Как всегда, радость ребенка улучшила настроение Эсме. Она посадила Сорчу в коляску, застегнула ее пальтишко и со смехом поцеловала крошечные пальчики.
Аласдэр заметил у дома очаровательную парочку, когда подходил к парадному входу. Он заколебался, не зная, следует ли ему подойти, или лучше незаметно прошмыгнуть мимо, или просто повернуть назад, как в прошлый раз. Ситуация болезненно напомнила ему о выборе, который предстояло сделать, о выборе, тяжело ложившемся ему на плечи.
Начал он с того, что знать ничего не хотел о ребенке. Но очень скоро это оказалось невозможным. Он уже перестал ждать письма от дядюшки Ангуса и оставил надежду сбежать. Удивительно, но у него просто больше не было желания это сделать. Сорча оказалась трогательным маленьким существом. Может быть, упрямым и склонным к приступам гнева, но она была его, и он медленно начинал понимать, что значит быть отцом.
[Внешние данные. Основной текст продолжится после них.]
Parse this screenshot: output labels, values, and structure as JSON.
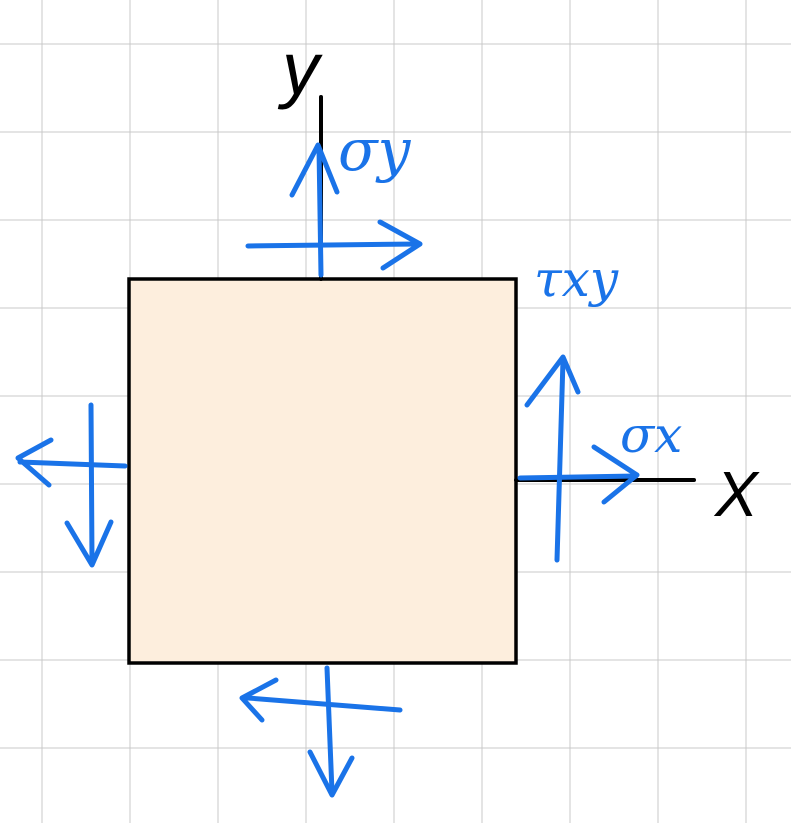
{
  "colors": {
    "background": "#ffffff",
    "grid": "#c8c8c8",
    "element_fill": "#fdeedd",
    "element_stroke": "#000000",
    "axis": "#000000",
    "stress_arrows": "#1a73e8"
  },
  "axes": {
    "x_label": "X",
    "y_label": "y"
  },
  "labels": {
    "sigma_x": "σx",
    "sigma_y": "σy",
    "tau_xy": "τxy"
  },
  "icons": {
    "arrowheads": "open-chevron"
  }
}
Нет, не Сорча источник его нынешних мучений. Ее сестра. Эсме. Она была не просто земной и влекущей, она была шотландкой до мозга костей. Ее голос, ее манера вести себя, даже ее запах пробудили в нем воспоминания и неясную жажду чего-то. Может быть, он тосковал по утраченной юности. Он хотел бы лежать рядом с ней посреди поросшей вереском пустоши и медленно вынимать шпильки из ее волос. Он хотел бы раздевать ее, медленно и нежно, увидеть ее алебастровую кожу на фоне зеленой травы, наблюдать, как эти всевидящие глаза медленно закрываются в знак капитуляции.